The Goochland County-based company's $1.4 billion warehouse credit facility would last through February under CarMax Auto Finance's current loan practices, Joe Kunkel, senior vice president for marketing and strategy, said at the Wachovia Consumer Growth Conference in New York.

But if the credit market doesn't start to loosen up, "instead of CAF being the lender of first resort, CAF maybe will become the lender of last resort," Kunkel said, adding that the company's higher cost of credit has offset any gains from interest rate reductions by the Federal Reserve.

"We have other lenders that have been working with us that would like to get more of that CAF business," Kunkel said in a webcast of the conference. "We might be willing to take a margin hit where we wouldn't actually place those loans in order to get the sales out of it."

Under that scenario, CarMax Auto Finance would be used for the set of loans in which it is "the only person that will successfully lend to that group," Kunkel said.

CarMax shares fell 67 cents, or 5.5 percent, to $9.86 in morning trading.

A weak economy, high fuel prices and the tight credit markets have sent auto sales sharply lower this year.

Earlier this month, CarMax said it was laying off more than 600 employees to try to cut costs.
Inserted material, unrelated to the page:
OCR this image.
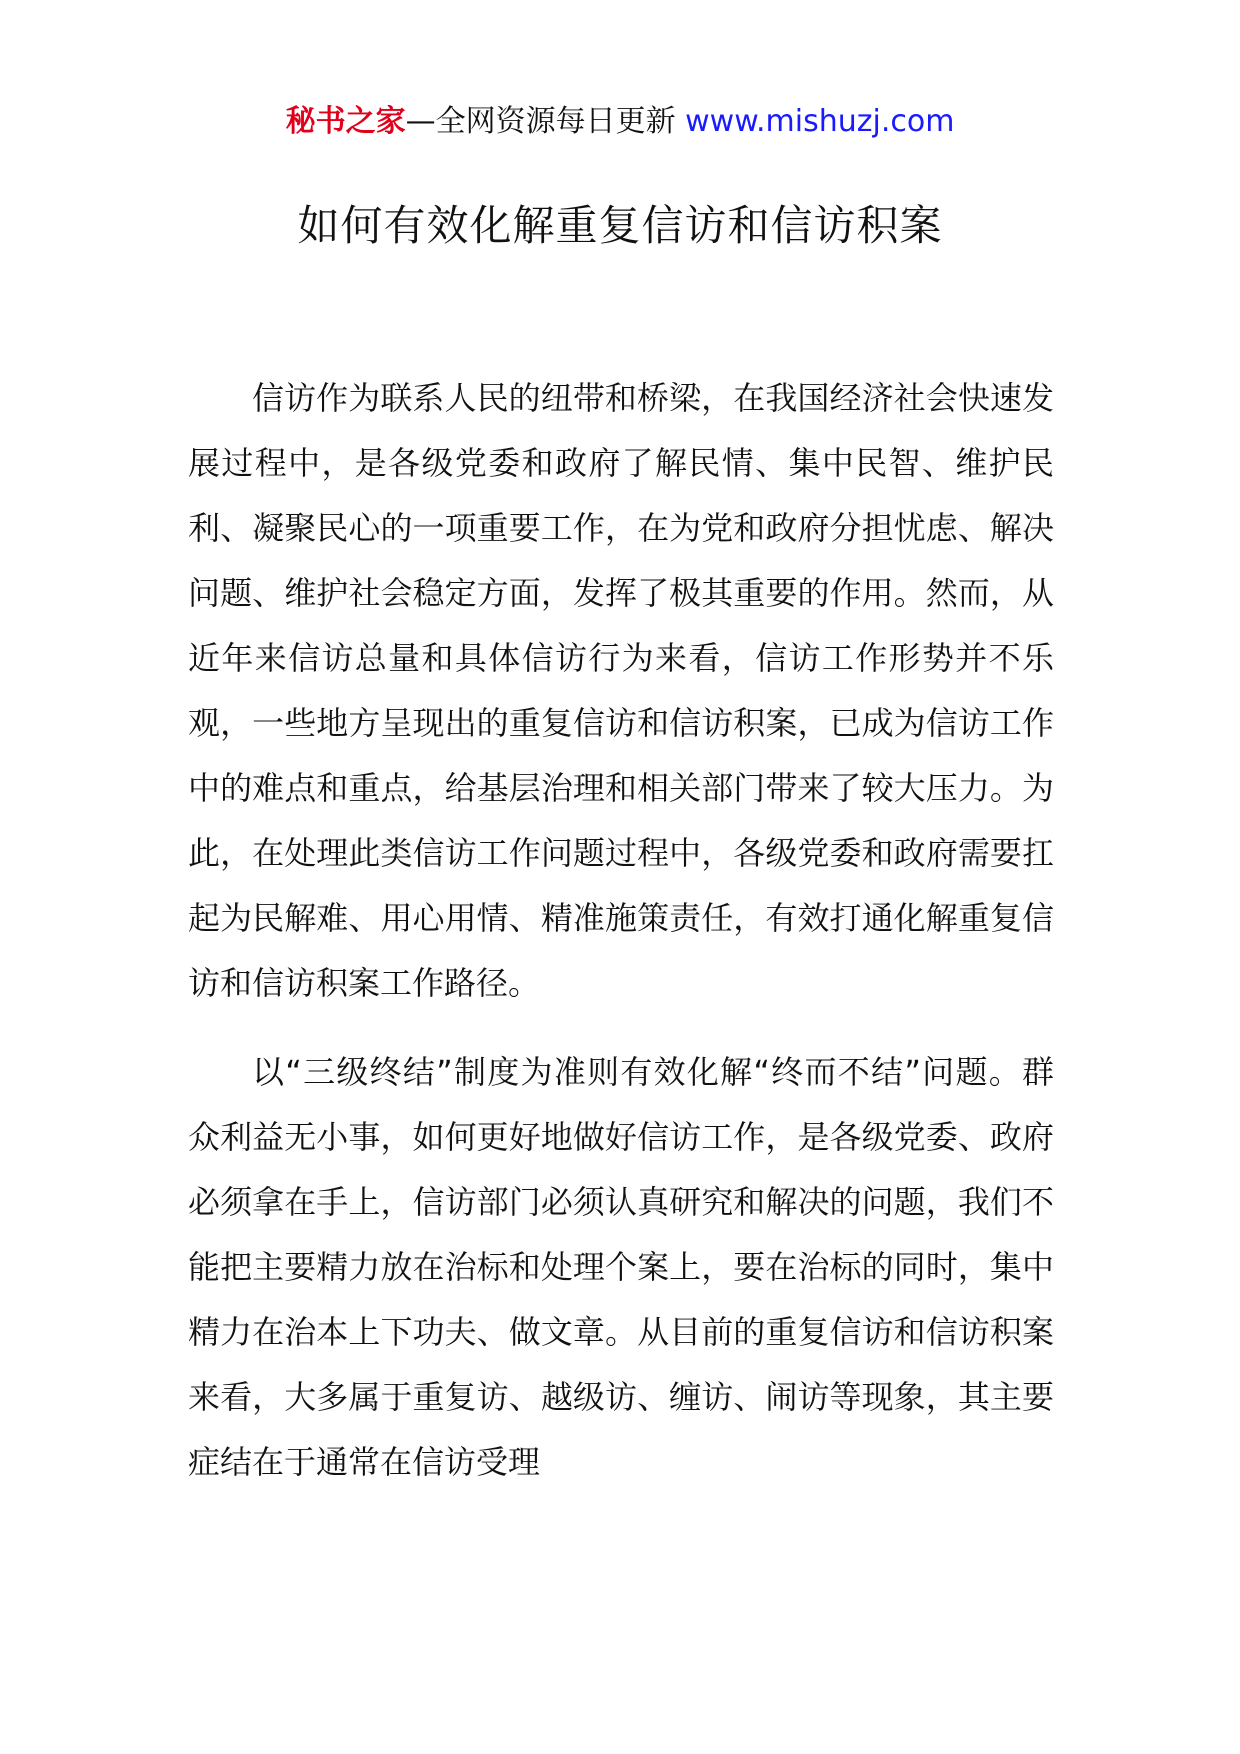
秘书之家—全网资源每日更新 www.mishuzj.com
如何有效化解重复信访和信访积案

信访作为联系人民的纽带和桥梁，在我国经济社会快速发展过程中，是各级党委和政府了解民情、集中民智、维护民利、凝聚民心的一项重要工作，在为党和政府分担忧虑、解决问题、维护社会稳定方面，发挥了极其重要的作用。然而，从近年来信访总量和具体信访行为来看，信访工作形势并不乐观，一些地方呈现出的重复信访和信访积案，已成为信访工作中的难点和重点，给基层治理和相关部门带来了较大压力。为此，在处理此类信访工作问题过程中，各级党委和政府需要扛起为民解难、用心用情、精准施策责任，有效打通化解重复信访和信访积案工作路径。

以“三级终结”制度为准则有效化解“终而不结”问题。群众利益无小事，如何更好地做好信访工作，是各级党委、政府必须拿在手上，信访部门必须认真研究和解决的问题，我们不能把主要精力放在治标和处理个案上，要在治标的同时，集中精力在治本上下功夫、做文章。从目前的重复信访和信访积案来看，大多属于重复访、越级访、缠访、闹访等现象，其主要症结在于通常在信访受理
The company reported last month that second-quarter earnings plunged 78 percent due to a weak economy, high gasoline prices and losses in its financing arm. CarMax Auto Finance reported a pretax loss of $7.1 million compared with income of $33.4 million in the same period last year.

The results for the finance arm were reduced by $28.2 million for adjustments related to loans that originated in prior fiscal years, mainly projected losses on defaulted loans.

CarMax also said it saw a 51 percent decline in its third-party finance fees, partially affected by a tightening in credit availability from some nonprime finance providers and a decline in the credit profile of its average customer.